这是法国设计师mathieu lehanneur在法国melle hilaire church改建的教堂唱诗班项目。白色大理石块如同天然矿物般有机的分布在教堂中,设计师以此追溯这个罗马式教堂的源头。
该宗教作品与建筑容器相比是矛盾和突兀的,但又是绝对的冲击,绝对的标志。白色大理石形成的连续地形创造了极强的视觉张力。纯洁的材料,复杂的地形,完美的罗马式表现。
白色大理石形成的下陷地形是一个水池,这个水池被用作教堂的洗礼池。水池仿佛与看不见的地下河流相连,实现了建筑与环境相连的观念。人们进入教堂后逐渐看清这一区域的全貌和细节,仿佛被一股无形的力量启示,在过程之中慢慢领悟到这里与土地的深切联系。设计利用自然形态更好的适应场地,建立于观众的联系。这是一个有机开放的宗教礼仪建造。
Mathieu Lehanneur has converted the choir at St Hilaire church in Melle in the Deux-Sèvres department (France). The designer has enhanced the Romanesque building with a very mineral look, a surge of white marble that he imagines “prior to the construction of the church. A mineral presence justifying that the church was built there. Reflecting the extreme care paid to the telluric energy of stones and territories in the building of Romanesque churches, this place of worship would have been built on this specific area for the discernable energy that emanates from it.”
An architectural gesture equally paradoxical and strangely distinguishable which will undoubtedly mark an important milestone in the development of religious works. The white marble creates a homogenous mineral block formed from successive strata which seem to recall the sedimentary formation of the basement. The liturgical furniture (altar and ambo) is made from coloured alabaster, close to the colour of the original stone of the church. The result is a visual impact, one of Lehanneur’s trade secrets, this time using the purity of the geological chaos to highlight the perfection of the Romanesque geometry.
The complicity between the church and this mineral mass is completed by the baptistery hollowed out from the same material. The water that it holds appears to be from the river which runs below the church: the ultimate linking of the building with its environment.
A scenario inspired by the topology of the place, just like a ‘box’ sunk into the sand, the church in fact gives the impression of nestling in the landscape. It’s not just a building placed on the ground but part of the region and reveals itself to visitors as they descend. The main idea of the project was then to accentuate this sensation of progressive discovery and taking root in the land, “I imagine that when this ‘box’ was sunk into the ground as if pushed by an invisible, maybe divine hand, it revealed the geology of it, the visible aspect of a mineral and massive form: a revelation which seems anterior, and not posterior, to the construction of the church.”
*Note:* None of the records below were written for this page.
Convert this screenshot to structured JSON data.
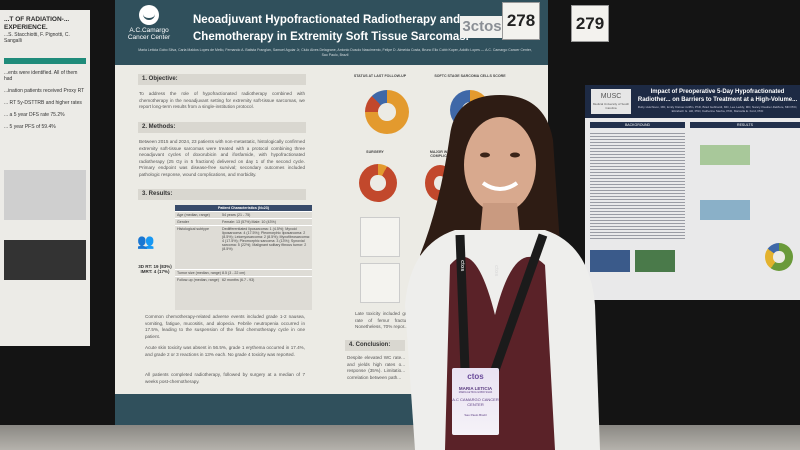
{
  "left_poster": {
    "title": "...T OF RADIATION-... EXPERIENCE.",
    "authors": "...S. Stacchiotti, F. Pignotti, C. Sangalli",
    "lines": [
      "...ents were identified. All of them had",
      "...ination patients received Proxy RT",
      "... RT 5y-DSTTRB and higher rates",
      "... a 5 year DFS rate 75.2%",
      "... 5 year PFS of 59.4%"
    ]
  },
  "main_poster": {
    "logo": {
      "name": "A.C.Camargo",
      "sub": "Cancer Center"
    },
    "title": "Neoadjuvant Hypofractionated Radiotherapy and Chemotherapy in Extremity Soft Tissue Sarcomas.",
    "authors": "Maria Leticia Gobo Silva, Carla Maldos Lopes de Mello, Fernando A. Batista Franglan, Samuel Aguiar Jr, Ciulo Alves Delagrane, Antonio Dusolo Nascimento, Felipe D. Almeida Costa, Bruno Elio Cobb Kuper, Adolfo Lopes — A.C. Camargo Cancer Center, Sao Paulo, Brazil",
    "conference_logo": "3ctos",
    "sections": {
      "objective_title": "1. Objective:",
      "objective_text": "To address the role of hypofractionated radiotherapy combined with chemotherapy in the neoadjuvant setting for extremity soft-tissue sarcomas, we report long-term results from a single-institution protocol.",
      "methods_title": "2. Methods:",
      "methods_text": "Between 2015 and 2024, 23 patients with non-metastatic, histologically confirmed extremity soft-tissue sarcomas were treated with a protocol combining three neoadjuvant cycles of doxorubicin and ifosfamide, with hypofractionated radiotherapy (25 Gy in 5 fractions) delivered on day 1 of the second cycle. Primary endpoint was disease-free survival; secondary outcomes included pathologic response, wound complications, and morbidity.",
      "results_title": "3. Results:",
      "rt_stats": "3D RT: 19 (83%) IMRT: 4 (17%)",
      "table_title": "Patient Characteristics (N=23)",
      "table_rows": [
        {
          "k": "Age (median, range)",
          "v": "54 years (21 - 75)"
        },
        {
          "k": "Gender",
          "v": "Female: 13 (57%) Male: 10 (43%)"
        },
        {
          "k": "Histological subtype",
          "v": "Dedifferentiated liposarcoma: 1 (4.5%); Myxoid liposarcoma: 4 (17.5%); Pleomorphic liposarcoma: 2 (8.5%); Leiomyosarcoma: 2 (8.5%); Myxofibrosarcoma: 4 (17.5%); Pleomorphic sarcoma: 3 (13%); Synovial sarcoma: 5 (22%); Malignant solitary fibrous tumor: 2 (8.5%)"
        },
        {
          "k": "Tumor size (median, range)",
          "v": "8.5 (3 - 22 cm)"
        },
        {
          "k": "Follow-up (median, range)",
          "v": "62 months (6.7 - 93)"
        }
      ],
      "bullets": [
        "Common chemotherapy-related adverse events included grade 1-2 nausea, vomiting, fatigue, mucositis, and alopecia. Febrile neutropenia occurred in 17.5%, leading to the suspension of the final chemotherapy cycle in one patient.",
        "Acute skin toxicity was absent in 56.5%, grade 1 erythema occurred in 17.4%, and grade 2 or 3 reactions in 13% each. No grade 4 toxicity was reported.",
        "All patients completed radiotherapy, followed by surgery at a median of 7 weeks post-chemotherapy."
      ],
      "chart1_title": "STATUS AT LAST FOLLOW-UP",
      "chart2_title": "SOFTC STAGE SARCOMA CELLS SCORE",
      "chart3_title": "SURGERY",
      "chart4_title": "MAJOR W... COMPLIC...",
      "late_text": "Late toxicity included gr... rate of femur fractu... Nonetheless, 70% repor...",
      "conclusion_title": "4. Conclusion:",
      "conclusion_text": "Despite elevated WC rate... and yields high rates o... response (35%). Limitatio... correlation between path..."
    },
    "donut_colors": {
      "orange": "#e39a2e",
      "red": "#c2482c",
      "blue": "#3f68a8"
    }
  },
  "board_numbers": [
    "278",
    "279"
  ],
  "right_poster": {
    "logo": "MUSC",
    "logo_sub": "Medical University of South Carolina",
    "title": "Impact of Preoperative 5-Day Hypofractionated Radiother... on Barriers to Treatment at a High-Volume...",
    "authors": "Ruby Hutchison, MD, Emily Kistner-Griffin, PhD, Brad Gebhardt, MD, Lee Leddy, MD, Nancy Klauber-DeMore, MD PhD, Elizabeth G. Hill, PhD, Katherine Sterba, PhD, Marcella E. Ford, PhD",
    "background": "BACKGROUND",
    "results": "RESULTS"
  },
  "badge": {
    "brand": "ctos",
    "name": "MARIA LETICIA",
    "sub": "MARIA LETICIA GOBO SILVA",
    "org": "A.C CAMARGO CANCER CENTER",
    "city": "Sao Paulo Brazil"
  },
  "lanyard_text": "ctos"
}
This play between anterior or posterior construction allows a relief to be produced which creates a natural hierarchy between the celebrant and the congregation. It simply uses then the site’s topology in order for a better comprehension. An organic architecture which is not though a break with with the liturgical codes and conceals symbolic invariants like the eight sided baptistery or the altar built at the junction of the transept.